Question

Let $ {{z}_{1}} $ and $ {{z}_{2}} $ be the roots of the equation $ {{z}^{2}}+pz+q=0 $ where p, q are real. The points represented by $ {{z}_{1}},{{z}_{2}} $ and the origin form an equilateral triangle, if

• A. $ {{p}^{2}}=3q $
• B. $ {{p}^{2}}>3q $
• C. $ {{p}^{2}}<3q $
• D. $ {{p}^{2}}=2q $
• E. $ p=3q $

Answer 1

Answer: (A)

We have, $ {{z}^{2}}+pz+q=0 $ and let $ {{p}^{2}}=3q $
$ \Rightarrow $ $ z=\frac{-p\pm \sqrt{{{p}^{2}}-4q}}{2}=\frac{-p\pm \sqrt{3q-4q}}{2} $
$=\frac{-p\pm i\sqrt{q}}{2} $ Let $ {{z}_{1}}=\frac{-p+i\sqrt{q}}{2} $ and $ {{z}_{2}}=\frac{-p-i\sqrt{q}}{2} $
Further, let $ {{z}_{1}} $ and $ {{z}_{2}} $ be the affixes of points A and B respectively.
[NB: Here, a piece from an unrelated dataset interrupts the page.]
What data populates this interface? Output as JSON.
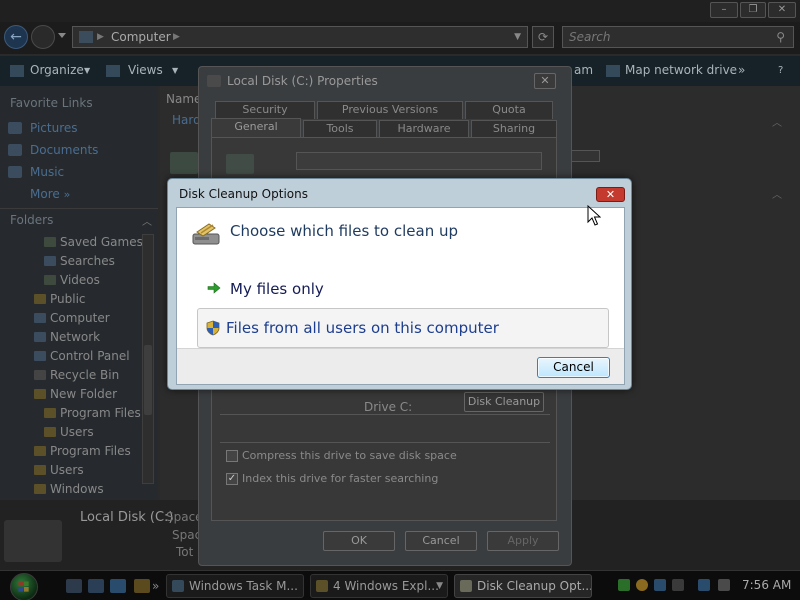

Then, $ OA=|{{z}_{1}}|=\sqrt{{{\left( -\frac{p}{2} \right)}^{2}}+{{\left( \frac{\sqrt{q}}{2} \right)}^{2}}}=\sqrt{\frac{{{p}^{2}}}{4}+\frac{q}{4}} $
$=\sqrt{\frac{3q}{4}+\frac{q}{4}}=\sqrt{q} $ $ OB=|{{z}_{2}}|=\sqrt{{{\left( -\frac{p}{2} \right)}^{2}}+{{\left( -\frac{\sqrt{q}}{2} \right)}^{2}}}=\sqrt{\frac{{{p}^{2}}}{4}+\frac{q}{4}} $
$=\sqrt{\frac{3q}{4}+\frac{q}{4}}=\sqrt{q} $ and $ AB=|{{z}_{1}}-{{z}_{2}}|=|i\sqrt{q}|=\sqrt{0+{{(\sqrt{q})}^{2}}} $
$=\sqrt{q} $
$ \therefore $ $ OA=OB=AB $
$ \Rightarrow $ $ \Delta AOB $ is an equilateral triangle. Thus, $ {{p}^{2}}=3q $ .